Bangsa yang besar adalah bangsa yang rakyatnya terus belajar. Bukan hanya belajar dari sejarah dan pengalaman, tetapi juga dari kesalahan dan tantangan. Negara-negara maju membuktikan bahwa pembangunan manusia lebih penting dari pembangunan fisik. Teknologi, infrastruktur, dan ekonomi tak akan bertahan lama tanpa manusia yang terus berkembang kualitasnya.

Di Indonesia, kita masih sering terjebak pada seremoni “belajar” yang lebih menekankan aspek administratif ketimbang substansi. Sertifikat lebih dihargai daripada kompetensi. Gelar lebih dikultuskan ketimbang kemampuan. Maka, tantangannya adalah bagaimana menggeser paradigma belajar dari yang bersifat formal dan dangkal ke arah yang lebih otentik dan kontekstual.

Orang yang berhenti belajar, biasanya sudah merasa tahu. Di sinilah letak bahaya stagnasi. Belajar adalah bentuk paling dalam dari kerendahan hati, karena mengakui bahwa kita belum sempurna, belum selesai, dan belum tahu segalanya.
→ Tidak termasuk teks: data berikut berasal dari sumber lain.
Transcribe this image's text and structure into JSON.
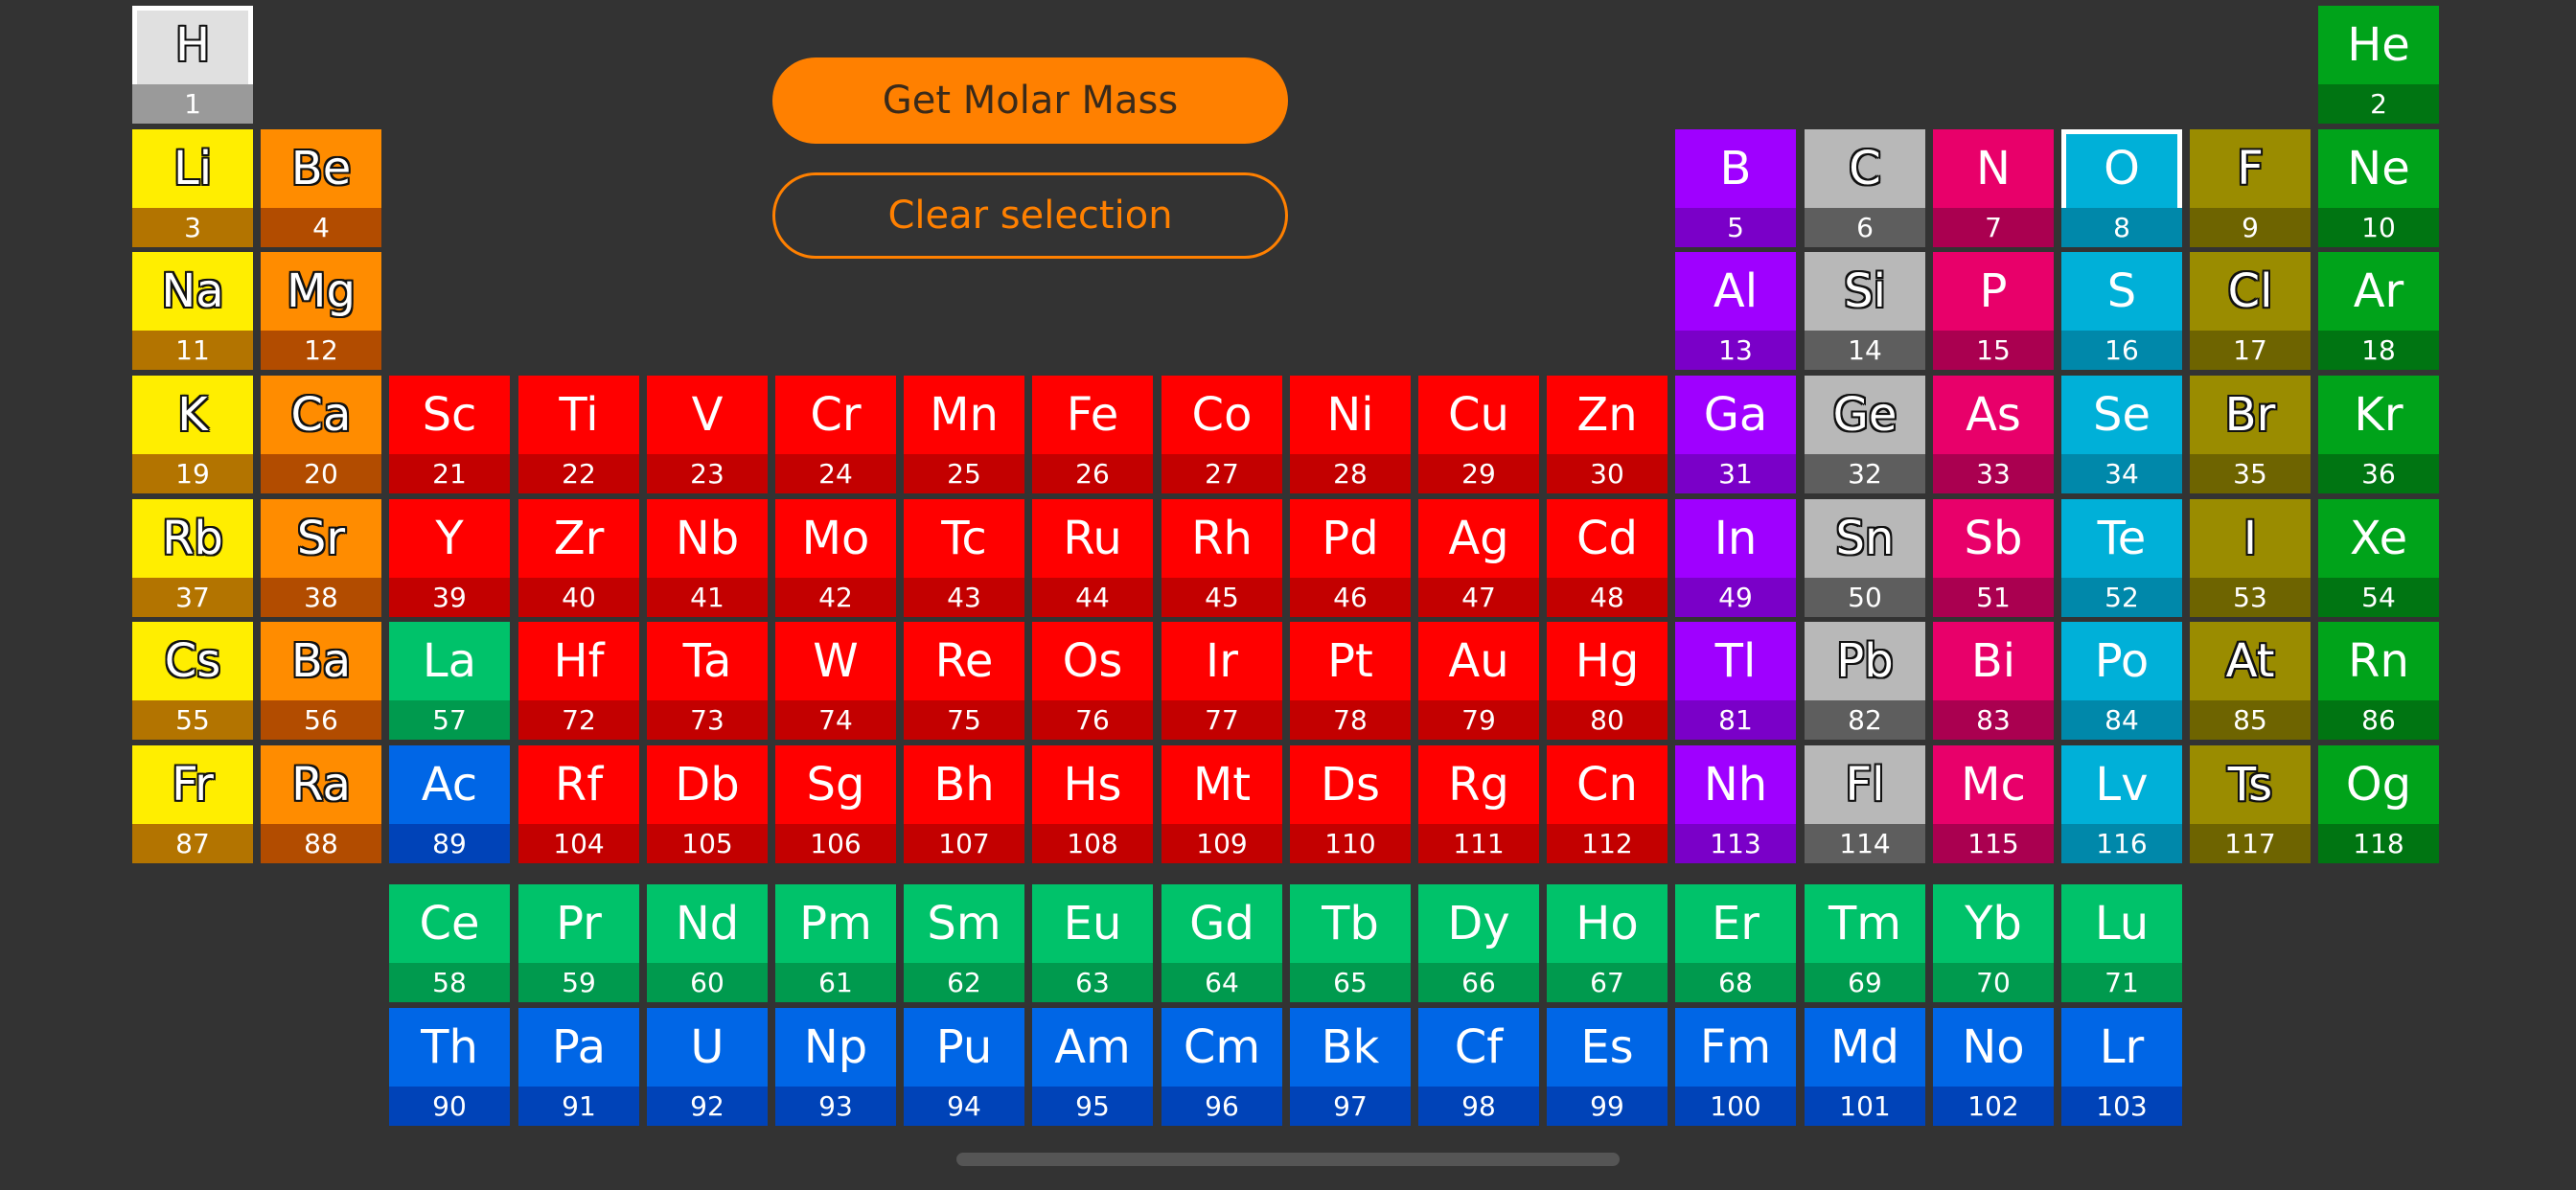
{
  "buttons": {
    "get_molar_mass": "Get Molar Mass",
    "clear_selection": "Clear selection"
  },
  "selected_elements": [
    "H",
    "O"
  ],
  "categories": {
    "hydrogen": {
      "top": "#e0e0e0",
      "bottom": "#9a9a9a",
      "outline": true
    },
    "alkali": {
      "top": "#ffee00",
      "bottom": "#b37400",
      "outline": true
    },
    "alkaline": {
      "top": "#ff8c00",
      "bottom": "#b24c00",
      "outline": true
    },
    "transition": {
      "top": "#ff0000",
      "bottom": "#c30000",
      "outline": false
    },
    "lanthanide": {
      "top": "#00c26a",
      "bottom": "#009a4e",
      "outline": false
    },
    "actinide": {
      "top": "#0066e6",
      "bottom": "#0043b8",
      "outline": false
    },
    "post_transition": {
      "top": "#9f00ff",
      "bottom": "#7a00c8",
      "outline": false
    },
    "metalloid": {
      "top": "#b8b8b8",
      "bottom": "#5e5e5e",
      "outline": true
    },
    "nonmetal": {
      "top": "#e8006a",
      "bottom": "#aa0050",
      "outline": false
    },
    "chalcogen": {
      "top": "#00b0d8",
      "bottom": "#0088aa",
      "outline": false
    },
    "halogen": {
      "top": "#9a8c00",
      "bottom": "#6e6400",
      "outline": true
    },
    "noble": {
      "top": "#00a31a",
      "bottom": "#007512",
      "outline": false
    }
  },
  "elements": [
    {
      "s": "H",
      "n": 1,
      "r": 0,
      "c": 0,
      "cat": "hydrogen"
    },
    {
      "s": "He",
      "n": 2,
      "r": 0,
      "c": 17,
      "cat": "noble"
    },
    {
      "s": "Li",
      "n": 3,
      "r": 1,
      "c": 0,
      "cat": "alkali"
    },
    {
      "s": "Be",
      "n": 4,
      "r": 1,
      "c": 1,
      "cat": "alkaline"
    },
    {
      "s": "B",
      "n": 5,
      "r": 1,
      "c": 12,
      "cat": "post_transition"
    },
    {
      "s": "C",
      "n": 6,
      "r": 1,
      "c": 13,
      "cat": "metalloid"
    },
    {
      "s": "N",
      "n": 7,
      "r": 1,
      "c": 14,
      "cat": "nonmetal"
    },
    {
      "s": "O",
      "n": 8,
      "r": 1,
      "c": 15,
      "cat": "chalcogen"
    },
    {
      "s": "F",
      "n": 9,
      "r": 1,
      "c": 16,
      "cat": "halogen"
    },
    {
      "s": "Ne",
      "n": 10,
      "r": 1,
      "c": 17,
      "cat": "noble"
    },
    {
      "s": "Na",
      "n": 11,
      "r": 2,
      "c": 0,
      "cat": "alkali"
    },
    {
      "s": "Mg",
      "n": 12,
      "r": 2,
      "c": 1,
      "cat": "alkaline"
    },
    {
      "s": "Al",
      "n": 13,
      "r": 2,
      "c": 12,
      "cat": "post_transition"
    },
    {
      "s": "Si",
      "n": 14,
      "r": 2,
      "c": 13,
      "cat": "metalloid"
    },
    {
      "s": "P",
      "n": 15,
      "r": 2,
      "c": 14,
      "cat": "nonmetal"
    },
    {
      "s": "S",
      "n": 16,
      "r": 2,
      "c": 15,
      "cat": "chalcogen"
    },
    {
      "s": "Cl",
      "n": 17,
      "r": 2,
      "c": 16,
      "cat": "halogen"
    },
    {
      "s": "Ar",
      "n": 18,
      "r": 2,
      "c": 17,
      "cat": "noble"
    },
    {
      "s": "K",
      "n": 19,
      "r": 3,
      "c": 0,
      "cat": "alkali"
    },
    {
      "s": "Ca",
      "n": 20,
      "r": 3,
      "c": 1,
      "cat": "alkaline"
    },
    {
      "s": "Sc",
      "n": 21,
      "r": 3,
      "c": 2,
      "cat": "transition"
    },
    {
      "s": "Ti",
      "n": 22,
      "r": 3,
      "c": 3,
      "cat": "transition"
    },
    {
      "s": "V",
      "n": 23,
      "r": 3,
      "c": 4,
      "cat": "transition"
    },
    {
      "s": "Cr",
      "n": 24,
      "r": 3,
      "c": 5,
      "cat": "transition"
    },
    {
      "s": "Mn",
      "n": 25,
      "r": 3,
      "c": 6,
      "cat": "transition"
    },
    {
      "s": "Fe",
      "n": 26,
      "r": 3,
      "c": 7,
      "cat": "transition"
    },
    {
      "s": "Co",
      "n": 27,
      "r": 3,
      "c": 8,
      "cat": "transition"
    },
    {
      "s": "Ni",
      "n": 28,
      "r": 3,
      "c": 9,
      "cat": "transition"
    },
    {
      "s": "Cu",
      "n": 29,
      "r": 3,
      "c": 10,
      "cat": "transition"
    },
    {
      "s": "Zn",
      "n": 30,
      "r": 3,
      "c": 11,
      "cat": "transition"
    },
    {
      "s": "Ga",
      "n": 31,
      "r": 3,
      "c": 12,
      "cat": "post_transition"
    },
    {
      "s": "Ge",
      "n": 32,
      "r": 3,
      "c": 13,
      "cat": "metalloid"
    },
    {
      "s": "As",
      "n": 33,
      "r": 3,
      "c": 14,
      "cat": "nonmetal"
    },
    {
      "s": "Se",
      "n": 34,
      "r": 3,
      "c": 15,
      "cat": "chalcogen"
    },
    {
      "s": "Br",
      "n": 35,
      "r": 3,
      "c": 16,
      "cat": "halogen"
    },
    {
      "s": "Kr",
      "n": 36,
      "r": 3,
      "c": 17,
      "cat": "noble"
    },
    {
      "s": "Rb",
      "n": 37,
      "r": 4,
      "c": 0,
      "cat": "alkali"
    },
    {
      "s": "Sr",
      "n": 38,
      "r": 4,
      "c": 1,
      "cat": "alkaline"
    },
    {
      "s": "Y",
      "n": 39,
      "r": 4,
      "c": 2,
      "cat": "transition"
    },
    {
      "s": "Zr",
      "n": 40,
      "r": 4,
      "c": 3,
      "cat": "transition"
    },
    {
      "s": "Nb",
      "n": 41,
      "r": 4,
      "c": 4,
      "cat": "transition"
    },
    {
      "s": "Mo",
      "n": 42,
      "r": 4,
      "c": 5,
      "cat": "transition"
    },
    {
      "s": "Tc",
      "n": 43,
      "r": 4,
      "c": 6,
      "cat": "transition"
    },
    {
      "s": "Ru",
      "n": 44,
      "r": 4,
      "c": 7,
      "cat": "transition"
    },
    {
      "s": "Rh",
      "n": 45,
      "r": 4,
      "c": 8,
      "cat": "transition"
    },
    {
      "s": "Pd",
      "n": 46,
      "r": 4,
      "c": 9,
      "cat": "transition"
    },
    {
      "s": "Ag",
      "n": 47,
      "r": 4,
      "c": 10,
      "cat": "transition"
    },
    {
      "s": "Cd",
      "n": 48,
      "r": 4,
      "c": 11,
      "cat": "transition"
    },
    {
      "s": "In",
      "n": 49,
      "r": 4,
      "c": 12,
      "cat": "post_transition"
    },
    {
      "s": "Sn",
      "n": 50,
      "r": 4,
      "c": 13,
      "cat": "metalloid"
    },
    {
      "s": "Sb",
      "n": 51,
      "r": 4,
      "c": 14,
      "cat": "nonmetal"
    },
    {
      "s": "Te",
      "n": 52,
      "r": 4,
      "c": 15,
      "cat": "chalcogen"
    },
    {
      "s": "I",
      "n": 53,
      "r": 4,
      "c": 16,
      "cat": "halogen"
    },
    {
      "s": "Xe",
      "n": 54,
      "r": 4,
      "c": 17,
      "cat": "noble"
    },
    {
      "s": "Cs",
      "n": 55,
      "r": 5,
      "c": 0,
      "cat": "alkali"
    },
    {
      "s": "Ba",
      "n": 56,
      "r": 5,
      "c": 1,
      "cat": "alkaline"
    },
    {
      "s": "La",
      "n": 57,
      "r": 5,
      "c": 2,
      "cat": "lanthanide"
    },
    {
      "s": "Hf",
      "n": 72,
      "r": 5,
      "c": 3,
      "cat": "transition"
    },
    {
      "s": "Ta",
      "n": 73,
      "r": 5,
      "c": 4,
      "cat": "transition"
    },
    {
      "s": "W",
      "n": 74,
      "r": 5,
      "c": 5,
      "cat": "transition"
    },
    {
      "s": "Re",
      "n": 75,
      "r": 5,
      "c": 6,
      "cat": "transition"
    },
    {
      "s": "Os",
      "n": 76,
      "r": 5,
      "c": 7,
      "cat": "transition"
    },
    {
      "s": "Ir",
      "n": 77,
      "r": 5,
      "c": 8,
      "cat": "transition"
    },
    {
      "s": "Pt",
      "n": 78,
      "r": 5,
      "c": 9,
      "cat": "transition"
    },
    {
      "s": "Au",
      "n": 79,
      "r": 5,
      "c": 10,
      "cat": "transition"
    },
    {
      "s": "Hg",
      "n": 80,
      "r": 5,
      "c": 11,
      "cat": "transition"
    },
    {
      "s": "Tl",
      "n": 81,
      "r": 5,
      "c": 12,
      "cat": "post_transition"
    },
    {
      "s": "Pb",
      "n": 82,
      "r": 5,
      "c": 13,
      "cat": "metalloid"
    },
    {
      "s": "Bi",
      "n": 83,
      "r": 5,
      "c": 14,
      "cat": "nonmetal"
    },
    {
      "s": "Po",
      "n": 84,
      "r": 5,
      "c": 15,
      "cat": "chalcogen"
    },
    {
      "s": "At",
      "n": 85,
      "r": 5,
      "c": 16,
      "cat": "halogen"
    },
    {
      "s": "Rn",
      "n": 86,
      "r": 5,
      "c": 17,
      "cat": "noble"
    },
    {
      "s": "Fr",
      "n": 87,
      "r": 6,
      "c": 0,
      "cat": "alkali"
    },
    {
      "s": "Ra",
      "n": 88,
      "r": 6,
      "c": 1,
      "cat": "alkaline"
    },
    {
      "s": "Ac",
      "n": 89,
      "r": 6,
      "c": 2,
      "cat": "actinide"
    },
    {
      "s": "Rf",
      "n": 104,
      "r": 6,
      "c": 3,
      "cat": "transition"
    },
    {
      "s": "Db",
      "n": 105,
      "r": 6,
      "c": 4,
      "cat": "transition"
    },
    {
      "s": "Sg",
      "n": 106,
      "r": 6,
      "c": 5,
      "cat": "transition"
    },
    {
      "s": "Bh",
      "n": 107,
      "r": 6,
      "c": 6,
      "cat": "transition"
    },
    {
      "s": "Hs",
      "n": 108,
      "r": 6,
      "c": 7,
      "cat": "transition"
    },
    {
      "s": "Mt",
      "n": 109,
      "r": 6,
      "c": 8,
      "cat": "transition"
    },
    {
      "s": "Ds",
      "n": 110,
      "r": 6,
      "c": 9,
      "cat": "transition"
    },
    {
      "s": "Rg",
      "n": 111,
      "r": 6,
      "c": 10,
      "cat": "transition"
    },
    {
      "s": "Cn",
      "n": 112,
      "r": 6,
      "c": 11,
      "cat": "transition"
    },
    {
      "s": "Nh",
      "n": 113,
      "r": 6,
      "c": 12,
      "cat": "post_transition"
    },
    {
      "s": "Fl",
      "n": 114,
      "r": 6,
      "c": 13,
      "cat": "metalloid"
    },
    {
      "s": "Mc",
      "n": 115,
      "r": 6,
      "c": 14,
      "cat": "nonmetal"
    },
    {
      "s": "Lv",
      "n": 116,
      "r": 6,
      "c": 15,
      "cat": "chalcogen"
    },
    {
      "s": "Ts",
      "n": 117,
      "r": 6,
      "c": 16,
      "cat": "halogen"
    },
    {
      "s": "Og",
      "n": 118,
      "r": 6,
      "c": 17,
      "cat": "noble"
    },
    {
      "s": "Ce",
      "n": 58,
      "r": 7,
      "c": 2,
      "cat": "lanthanide"
    },
    {
      "s": "Pr",
      "n": 59,
      "r": 7,
      "c": 3,
      "cat": "lanthanide"
    },
    {
      "s": "Nd",
      "n": 60,
      "r": 7,
      "c": 4,
      "cat": "lanthanide"
    },
    {
      "s": "Pm",
      "n": 61,
      "r": 7,
      "c": 5,
      "cat": "lanthanide"
    },
    {
      "s": "Sm",
      "n": 62,
      "r": 7,
      "c": 6,
      "cat": "lanthanide"
    },
    {
      "s": "Eu",
      "n": 63,
      "r": 7,
      "c": 7,
      "cat": "lanthanide"
    },
    {
      "s": "Gd",
      "n": 64,
      "r": 7,
      "c": 8,
      "cat": "lanthanide"
    },
    {
      "s": "Tb",
      "n": 65,
      "r": 7,
      "c": 9,
      "cat": "lanthanide"
    },
    {
      "s": "Dy",
      "n": 66,
      "r": 7,
      "c": 10,
      "cat": "lanthanide"
    },
    {
      "s": "Ho",
      "n": 67,
      "r": 7,
      "c": 11,
      "cat": "lanthanide"
    },
    {
      "s": "Er",
      "n": 68,
      "r": 7,
      "c": 12,
      "cat": "lanthanide"
    },
    {
      "s": "Tm",
      "n": 69,
      "r": 7,
      "c": 13,
      "cat": "lanthanide"
    },
    {
      "s": "Yb",
      "n": 70,
      "r": 7,
      "c": 14,
      "cat": "lanthanide"
    },
    {
      "s": "Lu",
      "n": 71,
      "r": 7,
      "c": 15,
      "cat": "lanthanide"
    },
    {
      "s": "Th",
      "n": 90,
      "r": 8,
      "c": 2,
      "cat": "actinide"
    },
    {
      "s": "Pa",
      "n": 91,
      "r": 8,
      "c": 3,
      "cat": "actinide"
    },
    {
      "s": "U",
      "n": 92,
      "r": 8,
      "c": 4,
      "cat": "actinide"
    },
    {
      "s": "Np",
      "n": 93,
      "r": 8,
      "c": 5,
      "cat": "actinide"
    },
    {
      "s": "Pu",
      "n": 94,
      "r": 8,
      "c": 6,
      "cat": "actinide"
    },
    {
      "s": "Am",
      "n": 95,
      "r": 8,
      "c": 7,
      "cat": "actinide"
    },
    {
      "s": "Cm",
      "n": 96,
      "r": 8,
      "c": 8,
      "cat": "actinide"
    },
    {
      "s": "Bk",
      "n": 97,
      "r": 8,
      "c": 9,
      "cat": "actinide"
    },
    {
      "s": "Cf",
      "n": 98,
      "r": 8,
      "c": 10,
      "cat": "actinide"
    },
    {
      "s": "Es",
      "n": 99,
      "r": 8,
      "c": 11,
      "cat": "actinide"
    },
    {
      "s": "Fm",
      "n": 100,
      "r": 8,
      "c": 12,
      "cat": "actinide"
    },
    {
      "s": "Md",
      "n": 101,
      "r": 8,
      "c": 13,
      "cat": "actinide"
    },
    {
      "s": "No",
      "n": 102,
      "r": 8,
      "c": 14,
      "cat": "actinide"
    },
    {
      "s": "Lr",
      "n": 103,
      "r": 8,
      "c": 15,
      "cat": "actinide"
    }
  ]
}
Dalam dunia jurnalistik, misalnya, wartawan yang baik adalah wartawan yang selalu belajar tentang topik baru, sudut pandang baru, bahkan tentang cara baru dalam menyampaikan informasi yang mendidik publik.

Kerendahan hati inilah yang membedakan antara mereka yang besar karena jabatan, dan mereka yang besar karena kebijaksanaan.

Lihatlah para tokoh yang berpengaruh di dunia dari para ilmuwan hingga negarawan, dari seniman hingga entrepreneur. Mereka semua punya satu kesamaan yakni rasa ingin tahu yang tak pernah padam. Mereka menjadikan proses belajar sebagai bagian dari identitas dirinya. Tak heran jika mereka tumbuh, melampaui batas-batas waktu dan ruang.

Di level lokal maupun nasional, kita butuh pemimpin yang terus belajar. Belajar dari rakyat, dari kritik, dari realitas lapangan, bahkan dari kesalahan diri sendiri. Karena hanya dengan belajar, seseorang bisa menanggalkan ego dan menumbuhkan empati.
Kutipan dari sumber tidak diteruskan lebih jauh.